Veltronomics strategia

Cerchiamo di mettere a fuoco due punti del progetto economico delineato da Walter Veltroni: tasse e sviluppo. Sulle tasse, ha detto: «Pagare meno, pagare tutti». È la stessa formula di Romano Prodi e Padoa-Schioppa; anzi, la stessa di Vincenzo Visco. Tutti promettono, grazie ad essa, una riduzione graduale delle tasse. Ma nasconde un equivoco. Per un ragionamento molto semplice. Poniamo che la somma totale che lo Stato incassa grazie al prelievo fiscale sia uguale a 1000 e che i contribuenti siano 100: ciascuno di essi paga mediamente 10. Se i contribuenti fossero 125, ciascuno di essi pagherebbe 8. Ecco in quale modo - secondo la sinistra - avverrebbe la riduzione della pressione fiscale. Niente affatto: perché rimarrebbe invariato il totale di 1000, cioè il prelievo complessivo dello Stato.
Ne deriva che la visione del ruolo dello Stato che Veltroni ha illustrato al Lingotto non differisce in niente da quella del resto della sinistra. La formula «pagare meno, pagare tutti» non contraddice quindi, come crede Veltroni, la cultura della sinistra che si riassume nello slogan «tassa e spendi». Il punto è che lo Stato deve ridurre il volume globale dei suoi introiti attraverso un salto di qualità nella efficienza dei servizi che rende alla società. Il Servizio sanitario statale costa ormai 100 miliardi di euro: una cifra enorme cui non corrisponde la qualità del servizio, cui deve aggiungersi una quota rilevante che i cittadini spendono di tasca propria quando vogliono ridurre i tempi di attesa sulle varie prestazioni (tralasciamo la qualità di queste). La novità sarebbe stata quella di dire: sanità, scuola, giustizia devono rispondere a certi parametri, e chi non li rispetta va a casa. Ma i sindacati - come ha ricordato qualche giorno fa Luca Cordero di Montezemolo - si sono arroccati nella Pubblica amministrazione e, come ripete Pietro Ichino, quasi sempre difendono i fannulloni o gli incompetenti. Eppure Veltroni li ha definiti «protagonisti di un nuovo patto». Senza però scendere in dettagli.

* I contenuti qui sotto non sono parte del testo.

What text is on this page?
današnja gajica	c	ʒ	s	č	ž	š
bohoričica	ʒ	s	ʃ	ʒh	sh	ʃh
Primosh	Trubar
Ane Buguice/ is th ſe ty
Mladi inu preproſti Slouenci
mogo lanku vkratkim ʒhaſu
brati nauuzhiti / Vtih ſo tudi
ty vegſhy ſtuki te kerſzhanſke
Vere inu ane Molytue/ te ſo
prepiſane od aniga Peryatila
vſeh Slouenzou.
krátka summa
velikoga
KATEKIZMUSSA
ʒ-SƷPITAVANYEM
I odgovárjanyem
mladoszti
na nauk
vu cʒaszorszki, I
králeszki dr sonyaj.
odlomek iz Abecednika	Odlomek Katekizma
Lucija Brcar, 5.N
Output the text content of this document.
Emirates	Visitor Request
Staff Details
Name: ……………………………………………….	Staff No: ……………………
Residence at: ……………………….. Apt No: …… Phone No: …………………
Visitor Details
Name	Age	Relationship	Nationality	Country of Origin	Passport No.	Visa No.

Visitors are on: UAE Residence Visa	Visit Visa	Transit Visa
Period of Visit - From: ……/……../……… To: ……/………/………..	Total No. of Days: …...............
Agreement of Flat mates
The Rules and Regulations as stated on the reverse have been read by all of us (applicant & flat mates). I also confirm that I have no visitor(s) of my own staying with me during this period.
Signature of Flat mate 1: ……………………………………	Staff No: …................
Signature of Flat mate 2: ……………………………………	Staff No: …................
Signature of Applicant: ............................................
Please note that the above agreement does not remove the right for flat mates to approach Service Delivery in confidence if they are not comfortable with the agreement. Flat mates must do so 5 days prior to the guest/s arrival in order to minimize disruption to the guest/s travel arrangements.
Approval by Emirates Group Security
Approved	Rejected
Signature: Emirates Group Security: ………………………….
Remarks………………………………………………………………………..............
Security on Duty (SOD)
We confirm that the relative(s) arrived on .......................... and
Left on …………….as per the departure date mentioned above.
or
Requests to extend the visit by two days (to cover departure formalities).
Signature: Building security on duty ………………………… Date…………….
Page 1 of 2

Veniamo allo sviluppo. Il futuro leader del Partito democratico ha proposto di riorganizzare il sistema produttivo in funzione della salvaguardia dell'ambiente, concentrandosi soprattutto sull'energia. Prospettiva affascinante di un mondo pulito. Ma, o ammette che questa rivoluzione sarà fatta dal mercato, con graduali conversioni delle aziende, e con l'apporto di un impulso organico da parte dello Stato, Europa permettendo, o dice che un passaggio accelerato a un sistema produttivo ecologico costringerebbe moltissime aziende a sospendere la produzione e licenziare in massa. Con mestiere, ha raccolto applausi con la battuta sulla Tav e sull'inquinamento che produce il traffico automobilistico: ma c'è da chiedergli che cosa ha fatto, in sei anni, nella sua Roma per renderla una città pulita ed ecologica. Alcune centinaia di taxi in più non risolvono il problema. È solo da prevedere che nei prossimi mesi farà riasfaltare molte strade e le farà pulire per ripetere l'operazione che il Pci fece con Bologna.
Veltroni non ha esposto una visione economica, come confermano i commenti dei grandi giornali «amici»: giudizi positivi, ma nessun entusiasmo.

Egli ha fatto un lungo spot pubblicitario per il nascituro Partito democratico, ma è rimasto prudentemente attaccato alla sedia di sindaco di Roma. Perché alla fine si è capito che è stato obbligato in fretta e furia a lasciare la panchina e scendere in campo per ridurre la pressione sul governo delle sinistre e fargli guadagnare tempo.